- Relator(a)
- Ministro Olindo Menezes
- Órgão julgador
- Sexta Turma
- Data do julgamento
- 14/10/2021
- Data de publicação
- 05/11/2021
STJ – Acórdão, Rel. Ministro Olindo Menezes, Sexta Turma, j. 14/10/2021, p. 05/11/2021
HABEAS CORPUS. TRÁFICO DE DROGAS. CORRUPÇÃO ATIVA. PRISÃO EM FLAGRANTE. BUSCA PESSOAL. INVASÃO DE DOMICÍLIO. ILICITUDE DAS PROVAS. AUSÊNCIA DE FUNDADAS RAZÕES. JUSTA CAUSA NÃO VERIFICADA. CONSTRANGIMENTO ILEGAL EVIDENCIADO. 1. Considera-se ilícita a busca pessoal e domiciliar executada sem a existência da necessária justa causa para a efetivação da medida invasiva, nos termos do art. 240 do CPP, bem como a prova dela derivada, não sendo razoável considerar que o nervosismo do acusado ao avistar a autoridade policial, por si só, enquadre-se na excepcionalidade da revista pessoal ocorrida em seguida. 2. O que veio depois, em termos de suposta permissão de entrada no domicilio, deixa de ter relevância penal, porque não constatado adredemente o caso flagrante delito a que se refere a Constituição (art. 5º, XI), que precisa ter eficácia sob pena de tornar-se letra morta, ou um pedaço de papel (Konrad Hesse). 3. Sem a indicação de dado concreto sobre a existência de justa causa para autorizar a medida invasiva, deve ser reconhecida a ilegalidade por ilicitude da prova, bem como das provas dela derivadas, nos termos do art. 157, caput e § 1º, do CPP. 4. Reconhecida a ilegalidade da busca pessoal e da busca domiciliar, o paciente dever ser absolvido em relação aos delitos de tráfico de drogas e de corrupção ativa, uma vez que este ocorreu em consequência da anterior apreensão da droga, e da voz de prisão em flagrante exarada ilegalmente pelos policiais. 5. Concessão do habeas corpus.
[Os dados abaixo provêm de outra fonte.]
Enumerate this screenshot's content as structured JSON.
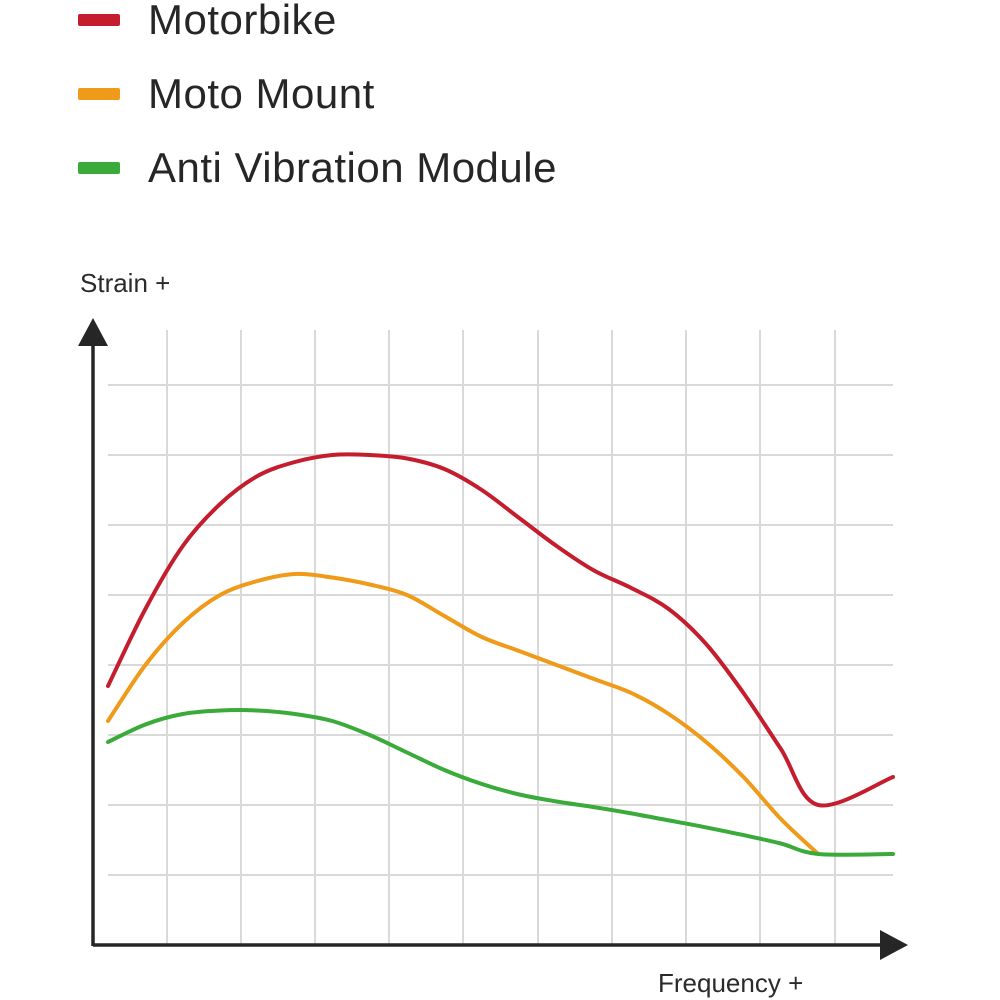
{
  "chart_data": {
    "type": "line",
    "xlabel": "Frequency +",
    "ylabel": "Strain +",
    "xlim": [
      0,
      10.5
    ],
    "ylim": [
      0,
      8
    ],
    "grid": true,
    "legend_position": "top-left",
    "series": [
      {
        "name": "Motorbike",
        "color": "#c41e2e",
        "points": [
          [
            0,
            3.7
          ],
          [
            0.5,
            4.8
          ],
          [
            1,
            5.7
          ],
          [
            1.5,
            6.3
          ],
          [
            2,
            6.7
          ],
          [
            2.5,
            6.9
          ],
          [
            3,
            7.0
          ],
          [
            3.5,
            7.0
          ],
          [
            4,
            6.95
          ],
          [
            4.5,
            6.8
          ],
          [
            5,
            6.5
          ],
          [
            5.5,
            6.1
          ],
          [
            6,
            5.7
          ],
          [
            6.5,
            5.35
          ],
          [
            7,
            5.1
          ],
          [
            7.5,
            4.8
          ],
          [
            8,
            4.3
          ],
          [
            8.5,
            3.6
          ],
          [
            9,
            2.8
          ],
          [
            9.5,
            2.0
          ],
          [
            10.5,
            2.4
          ]
        ],
        "note": ""
      },
      {
        "name": "Moto Mount",
        "color": "#f09a1a",
        "points": [
          [
            0,
            3.2
          ],
          [
            0.5,
            4.0
          ],
          [
            1,
            4.6
          ],
          [
            1.5,
            5.0
          ],
          [
            2,
            5.2
          ],
          [
            2.5,
            5.3
          ],
          [
            3,
            5.25
          ],
          [
            3.5,
            5.15
          ],
          [
            4,
            5.0
          ],
          [
            4.5,
            4.7
          ],
          [
            5,
            4.4
          ],
          [
            5.5,
            4.2
          ],
          [
            6,
            4.0
          ],
          [
            6.5,
            3.8
          ],
          [
            7,
            3.6
          ],
          [
            7.5,
            3.3
          ],
          [
            8,
            2.9
          ],
          [
            8.5,
            2.4
          ],
          [
            9,
            1.8
          ],
          [
            9.5,
            1.3
          ]
        ],
        "note": ""
      },
      {
        "name": "Anti Vibration Module",
        "color": "#3aaa3a",
        "points": [
          [
            0,
            2.9
          ],
          [
            0.5,
            3.15
          ],
          [
            1,
            3.3
          ],
          [
            1.5,
            3.35
          ],
          [
            2,
            3.35
          ],
          [
            2.5,
            3.3
          ],
          [
            3,
            3.2
          ],
          [
            3.5,
            3.0
          ],
          [
            4,
            2.75
          ],
          [
            4.5,
            2.5
          ],
          [
            5,
            2.3
          ],
          [
            5.5,
            2.15
          ],
          [
            6,
            2.05
          ],
          [
            6.5,
            1.97
          ],
          [
            7,
            1.88
          ],
          [
            7.5,
            1.78
          ],
          [
            8,
            1.68
          ],
          [
            8.5,
            1.57
          ],
          [
            9,
            1.45
          ],
          [
            9.5,
            1.3
          ],
          [
            10.5,
            1.3
          ]
        ]
      }
    ]
  }
}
Absolvição do paciente (Reinaldo Ferreira da Silva Júnior) relação ao delitos previstos no art. 33, caput, da Lei n. 11.343/2006, e no 333 do Código Penal. Expedição de alvará de soltura, se por al não estiver preso. (HC n. 680.214/SP, relator Ministro Olindo Menezes (Desembargador Convocado do TRF 1ª REGIÃO), Sexta Turma, julgado em 14/10/2021, DJe de 5/11/2021.)